Radiosensitization effects of APR-246 in p53WT, p53Mut, and p53Null HCT116 cells in vivo. A, A workflow of zebrafish xenograft experiment. Cells were labeled on 0 dpi (2 dpf), APR-246 (20 μmol/L) was added on 0.5 dpi, and radiation (6 Gy) was done on 1 dpi (3 dpf); the experiment ended on 3 dpi (5 dpf). B–D, Lateral views of live zebrafish embryos after transplantation of fluorescently labeled p53WT (B), p53Mut (C), and p53Null (D) cells. Dots indicated individual tumors. E, The ratio of inhibition (i.e., the inhibition found after combination treatment divided by the inhibition caused by radiation alone) in each cell line. Scale bar: 400 μm. *, P < 0.05; **, P < 0.01; ***, P < 0.001 (Student t test).

Figure 5.

The Venn diagrams of significantly enriched pathways and genes between combination and radiation-alone treatment in three HCT116 cell lines. Cells were seeded in 10-cm dishes and treated with 6-Gy radiation alone or in combination (20 μmol/L APR-246 + 6 Gy radiation). After cell harvest, RNA sequencing was performed as described in the Materials and Methods section. The potential biological pathways and their enriched genes involved in the combinational effect of APR-246 with radiation in each cell line were obtained by performing GSEA with the clusterProfile package version 3.18.1 within the R software based on the Reactome database. Gene sets with |NES| > 1, nominal (NOM) P value < 0.05, and FDR q-value < 0.25 were considered significantly enriched. A, The Venn diagrams of deregulated pathways were drawn for the three cell lines.

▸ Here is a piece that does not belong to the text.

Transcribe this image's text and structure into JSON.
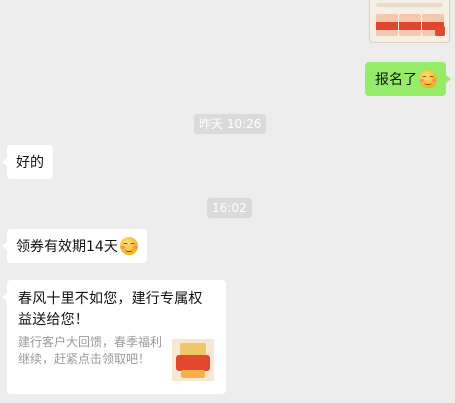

B–E, The Venn diagrams of differentially expressed genes in cell cycle (B), mRNA splicing (C), apoptosis (D), and transcriptional regulation by TP53 (E) pathways between combination and radiation-alone treatment were further drawn for the three cell lines.

Figure 6.

Negative p53 expression correlated with better response to radiotherapy (RT) in tumors of patients with rectal cancer with RT. A and B, The relationship of p53 status with apoptosis (A) and Ki67 expression (B) in resected tumor samples from patients with rectal cancer with RT. C and D, The relationship of p53 status with apoptosis (C) and Ki67 expression (D) in resected tumor samples from patients without RT (NRT).